Since 'nothing' can be defined, when considered as a pronoun, as an absence or lack of 'something', it's perhaps fitting to approach this record – which is Kode9's first solo album (minus frequent collaborator and Goodman's late friend The Spaceape) – in terms of what it is not.
This is not headphone music. It is definitely not quiet music. It is not, for the most part, a comfortable listening experience. This is not a genre album (though it is one that takes aim, with some success, at genre defining – poking away at the presences and absences of existing genre categories). What this 'Nothing' is, is sit-back-and-be-enveloped music.

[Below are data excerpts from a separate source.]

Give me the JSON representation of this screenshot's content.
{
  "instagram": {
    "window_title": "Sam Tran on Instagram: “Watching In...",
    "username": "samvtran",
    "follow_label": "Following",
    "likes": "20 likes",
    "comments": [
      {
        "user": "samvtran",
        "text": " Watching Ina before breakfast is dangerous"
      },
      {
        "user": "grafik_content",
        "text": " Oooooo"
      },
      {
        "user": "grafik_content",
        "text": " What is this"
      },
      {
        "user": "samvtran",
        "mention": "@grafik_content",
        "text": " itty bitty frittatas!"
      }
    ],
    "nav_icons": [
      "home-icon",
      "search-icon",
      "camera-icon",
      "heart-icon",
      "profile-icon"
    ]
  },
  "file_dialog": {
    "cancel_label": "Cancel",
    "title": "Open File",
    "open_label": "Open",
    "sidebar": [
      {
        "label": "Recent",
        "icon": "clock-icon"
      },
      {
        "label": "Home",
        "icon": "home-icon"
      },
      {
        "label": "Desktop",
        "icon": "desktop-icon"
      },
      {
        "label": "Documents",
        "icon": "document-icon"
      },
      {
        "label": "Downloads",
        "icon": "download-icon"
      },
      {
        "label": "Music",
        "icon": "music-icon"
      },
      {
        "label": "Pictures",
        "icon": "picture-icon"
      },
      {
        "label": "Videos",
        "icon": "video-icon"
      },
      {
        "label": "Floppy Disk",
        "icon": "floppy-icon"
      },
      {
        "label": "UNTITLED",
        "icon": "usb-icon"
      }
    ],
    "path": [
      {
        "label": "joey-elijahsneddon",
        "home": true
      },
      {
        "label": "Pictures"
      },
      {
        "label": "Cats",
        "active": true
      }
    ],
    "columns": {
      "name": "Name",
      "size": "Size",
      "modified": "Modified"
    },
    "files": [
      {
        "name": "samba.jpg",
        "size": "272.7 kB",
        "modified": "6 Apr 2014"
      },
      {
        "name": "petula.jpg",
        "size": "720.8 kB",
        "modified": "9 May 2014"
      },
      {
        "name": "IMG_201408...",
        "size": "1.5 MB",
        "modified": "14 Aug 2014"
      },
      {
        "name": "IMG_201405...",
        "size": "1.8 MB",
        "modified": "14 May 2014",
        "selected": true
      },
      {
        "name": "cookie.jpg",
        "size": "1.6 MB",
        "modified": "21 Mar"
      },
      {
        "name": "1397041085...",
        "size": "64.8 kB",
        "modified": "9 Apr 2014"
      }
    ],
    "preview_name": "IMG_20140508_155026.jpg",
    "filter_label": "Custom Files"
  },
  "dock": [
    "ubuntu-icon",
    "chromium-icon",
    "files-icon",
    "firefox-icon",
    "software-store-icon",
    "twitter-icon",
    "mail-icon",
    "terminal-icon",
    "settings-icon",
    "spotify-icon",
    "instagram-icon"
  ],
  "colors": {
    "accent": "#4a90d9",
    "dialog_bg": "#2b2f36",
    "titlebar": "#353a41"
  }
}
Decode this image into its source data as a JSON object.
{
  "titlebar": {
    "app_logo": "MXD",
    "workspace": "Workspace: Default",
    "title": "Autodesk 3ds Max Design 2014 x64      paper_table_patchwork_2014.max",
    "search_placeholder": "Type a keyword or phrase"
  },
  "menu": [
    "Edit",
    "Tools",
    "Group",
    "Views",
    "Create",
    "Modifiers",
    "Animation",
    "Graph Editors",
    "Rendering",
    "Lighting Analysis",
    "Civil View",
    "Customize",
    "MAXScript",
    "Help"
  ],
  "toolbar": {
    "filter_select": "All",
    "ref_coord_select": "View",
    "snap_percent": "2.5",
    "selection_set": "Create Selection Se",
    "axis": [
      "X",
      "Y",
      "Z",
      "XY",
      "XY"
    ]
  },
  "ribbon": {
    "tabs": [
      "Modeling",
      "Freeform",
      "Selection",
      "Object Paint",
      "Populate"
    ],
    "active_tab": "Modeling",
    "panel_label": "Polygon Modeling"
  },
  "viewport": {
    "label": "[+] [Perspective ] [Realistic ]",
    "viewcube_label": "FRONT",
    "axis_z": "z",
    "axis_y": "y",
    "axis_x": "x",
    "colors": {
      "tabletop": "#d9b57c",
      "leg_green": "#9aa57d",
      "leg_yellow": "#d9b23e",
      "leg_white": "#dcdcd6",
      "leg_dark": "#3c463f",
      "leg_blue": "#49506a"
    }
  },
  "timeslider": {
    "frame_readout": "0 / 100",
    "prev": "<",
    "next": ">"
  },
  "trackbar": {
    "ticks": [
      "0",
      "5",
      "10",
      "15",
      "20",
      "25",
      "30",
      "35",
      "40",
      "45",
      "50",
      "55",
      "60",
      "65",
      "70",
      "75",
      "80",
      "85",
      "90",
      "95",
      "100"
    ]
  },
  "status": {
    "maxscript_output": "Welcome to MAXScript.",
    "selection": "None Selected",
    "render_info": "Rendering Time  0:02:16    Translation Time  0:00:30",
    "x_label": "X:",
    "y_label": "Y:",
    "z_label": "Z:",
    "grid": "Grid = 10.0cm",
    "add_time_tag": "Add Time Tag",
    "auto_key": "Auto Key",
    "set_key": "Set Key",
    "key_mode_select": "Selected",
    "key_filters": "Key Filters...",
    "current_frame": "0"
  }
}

Hans Zimmer-esque opener, 'Zero Point Energy', is stop-what-you're-doing bombastic, but what follows is more staid, at times more navel-gazing and occasionally (the first two minutes or so of 'Holo') off-putting. But then in some ways, that's just the kind of discomforting mix you would expect from the man who, through his Hyperdub imprint, has introduced the world to talents as far removed yet individually intriguing as Ikonika, Samiyam, Cooly G, DOK and DJ Spinn (not to mention Burial…)

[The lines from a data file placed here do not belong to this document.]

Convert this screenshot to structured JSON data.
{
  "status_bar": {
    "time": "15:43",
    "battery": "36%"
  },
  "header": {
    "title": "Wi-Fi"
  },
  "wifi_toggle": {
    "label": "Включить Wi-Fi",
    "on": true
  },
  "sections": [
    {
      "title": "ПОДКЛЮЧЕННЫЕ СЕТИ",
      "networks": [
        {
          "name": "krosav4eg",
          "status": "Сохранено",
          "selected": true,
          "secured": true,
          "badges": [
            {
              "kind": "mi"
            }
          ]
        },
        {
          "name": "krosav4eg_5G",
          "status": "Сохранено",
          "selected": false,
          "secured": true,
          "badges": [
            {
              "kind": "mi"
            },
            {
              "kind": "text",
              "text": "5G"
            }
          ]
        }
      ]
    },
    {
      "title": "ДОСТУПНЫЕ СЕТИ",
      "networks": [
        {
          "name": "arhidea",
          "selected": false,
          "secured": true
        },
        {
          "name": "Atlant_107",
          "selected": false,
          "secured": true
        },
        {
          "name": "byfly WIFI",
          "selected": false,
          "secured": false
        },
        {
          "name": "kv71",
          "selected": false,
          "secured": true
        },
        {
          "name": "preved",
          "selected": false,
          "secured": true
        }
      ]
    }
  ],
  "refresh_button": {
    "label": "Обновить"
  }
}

Despite considerable departure on 'Nothing' from the more wholesome aesthete of his earlier records – the genuinely song-like '9 Samurai' being the most obvious single example – Kode9's music is still typified by the tight-looped riffing of grime and the dread pressure of dubstep that he's most commonly attributed with helping to develop. 'Wu Wei' packs plenty of sino grime hallmarks, while some of the sub work on 'Nøtel' and 'Zero Work' is genuinely gut shifting. Footwork is arguably the more encompassing stylistic influence now though, present here in both its frenetic rhythms and the use of snipped, disembodied vocal samples – the deconstructive update of the aforementioned anthem, '9 Drones', is a easy touchpoint for ongoing progression.

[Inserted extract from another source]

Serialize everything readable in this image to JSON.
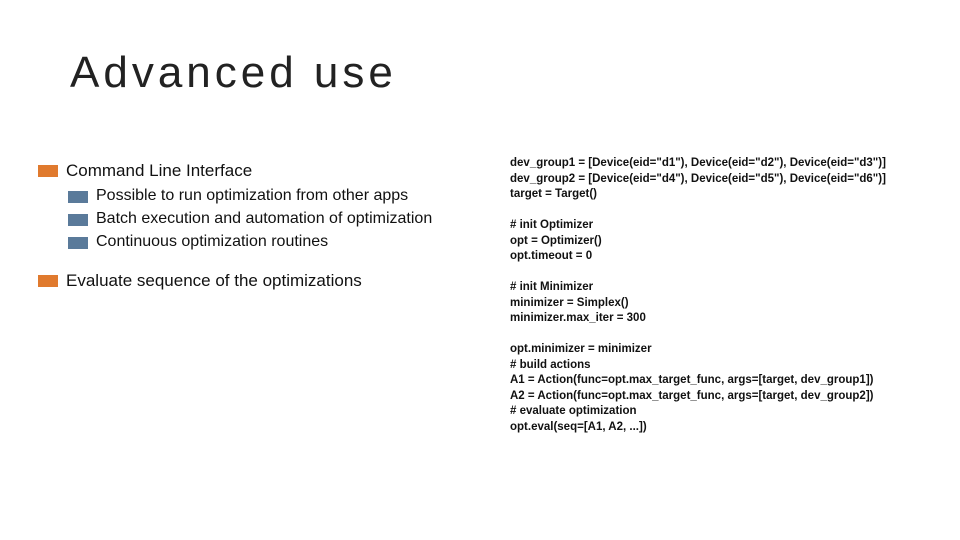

Aside from a handful of tracks though – like 'Respirator' or 'Void' – which display the kind of elastic energy needed to move or still (as opposed to clear) a dancefloor, this is a record that feels more suited to a gallery space. Picture Maxell's classic 1983 ad spot for its hi-fidelity tapes rather than a Georgina Cook or Ewen Spencer photoset. It's fitting, then, that 2016 will see Kode9 collaborate with Lawrence Lek in touring a live A/V set revolving around a conceptual hotel known as Nøtel, the supposed logo of which adorns 'Nothing's LP cover.
Ultimately, as a standalone record, 'Nothing' feels somewhat incomplete – less consuming than the vast spacescapes that the Inception and/or Interstellar horns on the intro invoke. The trailer for the full A/V show, however, featuring a holographic Spaceape and a pair of drones apparently in courtship, hints at more to come.